Par ailleurs, il est totalement faux de prétendre que les bk centrales font marcher la "planche à billets" à cette occasion ! Je ne comprends toujours pas pourquoi tant de gens raisonnent encore ainsi ! C'est sans aucun rapport avec la réalité observable. Ce sont là des réflexions qui ont pu correspondre à la réalité dans la préhistoire (i.e. avant... l'après guerre, avant les années 45... !)
http://www.daily-bourse.fr/analyse-Tout-va-bien-l-inflation-est-de-retour-vtptc-9379.php
voir "mzm money stock"
Oui ! tous les idiots inutiles se repaissent de ces courbes exponentielles dont ils ne connaissent pas la signification, ce qui crée une certaine panique...
Laissez faire les marchés, si ils gagnent de l’argent alors pas de problème, si ils ne sont pas rentables les produits disparaitront d’eux mêmes.
Je ne comprends pas le fonctionnement de mon ordinateur et pourtant il m’est indispensable et très utile…
Exactement ! C'est l'exemple que je voulais donner pour illustrer ce que je voualis dire.
Nous utilisons plein de choses très complexes dont nous sommes totalement incapables d'en comprendre le fonctionnement : voitures, ordinateurs, avions, etc.
Ils sont utiles, indispensables. Ce n'est pas parce qu'ils sont complexes qu'il faut les interdire !
Elles permettent aux bk ordinaires dont les dirigeants sont incompétents de s'en sortir, non pas sur le dos des contribuables, mais des bk centrales, ce qui appauvrit in fine ces contribuables ignares.
C'est assez contradictoire de souhaiter à la fois les autoriser librement tout en entendant restreindre l'utilisation de produits dérivés à des fins spéculatives.
- Si l’Espagne avait dû lancer un emprunt à 10 ans, elle aurait dû payer un taux d’intérêt de 4,738 %.
Le graphique des taux d'intérêt des obligations espagnoles est incroyable : les taux d'intérêt espagnols sont en train d'exploser.
http://www.bloomberg.com/apps/cbuilder?ticker1=GSPG10YR%3AIND
- Si le Portugal avait dû lancer un emprunt à 10 ans, il aurait dû payer un taux d’intérêt de 5,451 %.
http://www.bloomberg.com/apps/cbuilder?ticker1=GSPT10YR%3AIND
- Si l’Irlande avait dû lancer un emprunt à 10 ans, elle aurait dû payer un taux d’intérêt de 5,484 %.
http://www.bloomberg.com/apps/cbuilder?ticker1=GIGB10YR%3AIND
- Si la Grèce avait dû lancer un emprunt à 10 ans, elle aurait dû payer un taux d’intérêt de 9,082 %.

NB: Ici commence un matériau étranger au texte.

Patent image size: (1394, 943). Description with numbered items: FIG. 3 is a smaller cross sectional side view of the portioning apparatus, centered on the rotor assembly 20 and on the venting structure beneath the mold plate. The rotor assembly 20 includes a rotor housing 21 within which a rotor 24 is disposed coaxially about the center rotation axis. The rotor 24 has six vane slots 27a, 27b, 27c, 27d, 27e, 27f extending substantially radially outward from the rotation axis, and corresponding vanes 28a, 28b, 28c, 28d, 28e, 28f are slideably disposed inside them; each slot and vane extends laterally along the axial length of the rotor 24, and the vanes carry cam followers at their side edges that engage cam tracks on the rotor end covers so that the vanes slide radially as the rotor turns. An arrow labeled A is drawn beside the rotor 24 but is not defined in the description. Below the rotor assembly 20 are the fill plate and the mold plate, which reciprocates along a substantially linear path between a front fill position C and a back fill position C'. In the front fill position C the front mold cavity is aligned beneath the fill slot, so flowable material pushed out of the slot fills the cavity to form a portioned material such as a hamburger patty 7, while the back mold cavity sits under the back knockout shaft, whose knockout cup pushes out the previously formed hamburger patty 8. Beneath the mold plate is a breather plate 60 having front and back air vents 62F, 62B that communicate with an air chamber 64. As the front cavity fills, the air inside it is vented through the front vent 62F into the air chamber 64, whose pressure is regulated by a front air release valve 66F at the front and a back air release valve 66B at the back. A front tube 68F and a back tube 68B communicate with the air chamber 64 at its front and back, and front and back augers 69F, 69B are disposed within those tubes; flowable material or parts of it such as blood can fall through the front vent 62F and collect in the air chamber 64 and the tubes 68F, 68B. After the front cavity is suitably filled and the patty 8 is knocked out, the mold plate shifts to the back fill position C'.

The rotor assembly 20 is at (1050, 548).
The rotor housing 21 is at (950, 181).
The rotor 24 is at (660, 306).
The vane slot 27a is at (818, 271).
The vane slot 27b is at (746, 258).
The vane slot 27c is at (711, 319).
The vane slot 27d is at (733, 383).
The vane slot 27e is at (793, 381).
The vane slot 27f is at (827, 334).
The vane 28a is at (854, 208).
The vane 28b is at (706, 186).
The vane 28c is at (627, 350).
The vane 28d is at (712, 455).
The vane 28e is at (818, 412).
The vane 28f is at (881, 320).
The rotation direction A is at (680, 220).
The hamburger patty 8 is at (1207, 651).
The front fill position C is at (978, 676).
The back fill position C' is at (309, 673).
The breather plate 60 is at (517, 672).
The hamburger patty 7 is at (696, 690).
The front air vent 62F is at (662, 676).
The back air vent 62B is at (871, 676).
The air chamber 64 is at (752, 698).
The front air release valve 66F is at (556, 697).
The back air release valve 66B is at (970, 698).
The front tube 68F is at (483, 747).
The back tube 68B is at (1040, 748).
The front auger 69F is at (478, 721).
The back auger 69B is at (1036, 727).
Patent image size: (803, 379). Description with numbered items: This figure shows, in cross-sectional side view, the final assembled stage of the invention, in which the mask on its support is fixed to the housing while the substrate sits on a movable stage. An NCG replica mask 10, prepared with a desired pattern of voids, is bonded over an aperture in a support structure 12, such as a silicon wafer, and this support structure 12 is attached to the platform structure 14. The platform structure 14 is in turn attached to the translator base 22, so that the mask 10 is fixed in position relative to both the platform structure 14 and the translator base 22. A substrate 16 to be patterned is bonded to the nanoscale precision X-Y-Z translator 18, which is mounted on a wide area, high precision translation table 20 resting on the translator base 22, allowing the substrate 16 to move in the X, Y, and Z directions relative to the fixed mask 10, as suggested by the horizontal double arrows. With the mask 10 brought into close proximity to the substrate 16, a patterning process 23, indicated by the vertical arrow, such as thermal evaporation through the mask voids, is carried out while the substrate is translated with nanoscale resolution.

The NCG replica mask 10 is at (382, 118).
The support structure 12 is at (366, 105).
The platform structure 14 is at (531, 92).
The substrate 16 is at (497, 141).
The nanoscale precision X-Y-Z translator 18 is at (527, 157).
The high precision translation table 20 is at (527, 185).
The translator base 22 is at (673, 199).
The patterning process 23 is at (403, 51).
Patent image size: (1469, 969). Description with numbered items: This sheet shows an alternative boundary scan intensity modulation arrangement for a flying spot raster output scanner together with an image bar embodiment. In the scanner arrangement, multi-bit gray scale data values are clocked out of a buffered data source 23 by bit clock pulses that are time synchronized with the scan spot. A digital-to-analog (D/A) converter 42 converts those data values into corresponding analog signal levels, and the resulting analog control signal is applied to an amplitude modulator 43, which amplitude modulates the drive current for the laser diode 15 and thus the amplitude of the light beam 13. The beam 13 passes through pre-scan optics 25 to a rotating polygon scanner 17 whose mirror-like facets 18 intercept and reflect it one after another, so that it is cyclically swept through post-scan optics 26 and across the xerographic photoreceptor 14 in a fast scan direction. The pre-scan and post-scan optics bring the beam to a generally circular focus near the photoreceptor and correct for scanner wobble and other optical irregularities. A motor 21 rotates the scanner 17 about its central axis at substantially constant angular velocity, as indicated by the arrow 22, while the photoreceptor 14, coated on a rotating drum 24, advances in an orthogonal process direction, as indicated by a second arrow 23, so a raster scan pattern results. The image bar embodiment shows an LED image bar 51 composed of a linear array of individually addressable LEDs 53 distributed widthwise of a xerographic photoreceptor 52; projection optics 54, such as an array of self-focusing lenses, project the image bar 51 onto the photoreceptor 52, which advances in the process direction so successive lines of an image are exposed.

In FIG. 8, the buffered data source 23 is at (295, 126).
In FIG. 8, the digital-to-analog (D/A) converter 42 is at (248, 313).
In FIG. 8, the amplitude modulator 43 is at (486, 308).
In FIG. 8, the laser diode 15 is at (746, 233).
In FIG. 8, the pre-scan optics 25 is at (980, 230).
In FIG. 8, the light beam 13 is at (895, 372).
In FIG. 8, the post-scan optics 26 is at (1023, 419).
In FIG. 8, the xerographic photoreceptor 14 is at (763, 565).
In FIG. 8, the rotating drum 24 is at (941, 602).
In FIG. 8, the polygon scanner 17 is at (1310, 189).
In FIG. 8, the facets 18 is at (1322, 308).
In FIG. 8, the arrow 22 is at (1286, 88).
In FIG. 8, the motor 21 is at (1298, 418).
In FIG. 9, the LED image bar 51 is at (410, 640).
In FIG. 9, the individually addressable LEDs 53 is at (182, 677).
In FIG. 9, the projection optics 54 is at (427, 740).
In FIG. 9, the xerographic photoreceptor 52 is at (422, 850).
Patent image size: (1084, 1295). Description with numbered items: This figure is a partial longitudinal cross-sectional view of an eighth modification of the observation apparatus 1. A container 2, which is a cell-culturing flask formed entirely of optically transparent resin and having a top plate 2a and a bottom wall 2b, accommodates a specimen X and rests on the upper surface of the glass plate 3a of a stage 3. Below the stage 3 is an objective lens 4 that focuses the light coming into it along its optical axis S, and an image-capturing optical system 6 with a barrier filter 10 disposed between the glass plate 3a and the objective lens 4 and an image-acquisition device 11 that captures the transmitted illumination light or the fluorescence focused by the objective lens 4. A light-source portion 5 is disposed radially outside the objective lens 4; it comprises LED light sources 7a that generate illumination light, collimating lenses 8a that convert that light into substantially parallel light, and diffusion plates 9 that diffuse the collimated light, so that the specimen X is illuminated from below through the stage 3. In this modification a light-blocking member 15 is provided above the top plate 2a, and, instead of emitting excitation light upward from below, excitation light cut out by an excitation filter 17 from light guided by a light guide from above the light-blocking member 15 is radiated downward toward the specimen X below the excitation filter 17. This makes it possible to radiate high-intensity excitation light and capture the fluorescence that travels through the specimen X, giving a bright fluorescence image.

http://www.bloomberg.com/apps/cbuilder?ticker1=GGGB10YR%3AIND
Oui ! ça fait beaucoup ! on n'est pas sorti de l'auberge (espagnole et autre)
+ :
L'écart de rendement entre les obligations espagnoles à 10 ans et le Bund allemand de référence s'est accru de 13 points de base pour atteindre 223,5 points de base, en réaction à un article de la presse espagnole indiquant que l'Union européenne, le FMI et le Trésor américain préparent un plan de liquidités pour l'Espagne, comportant une ligne de crédit de 250 milliards d'euros.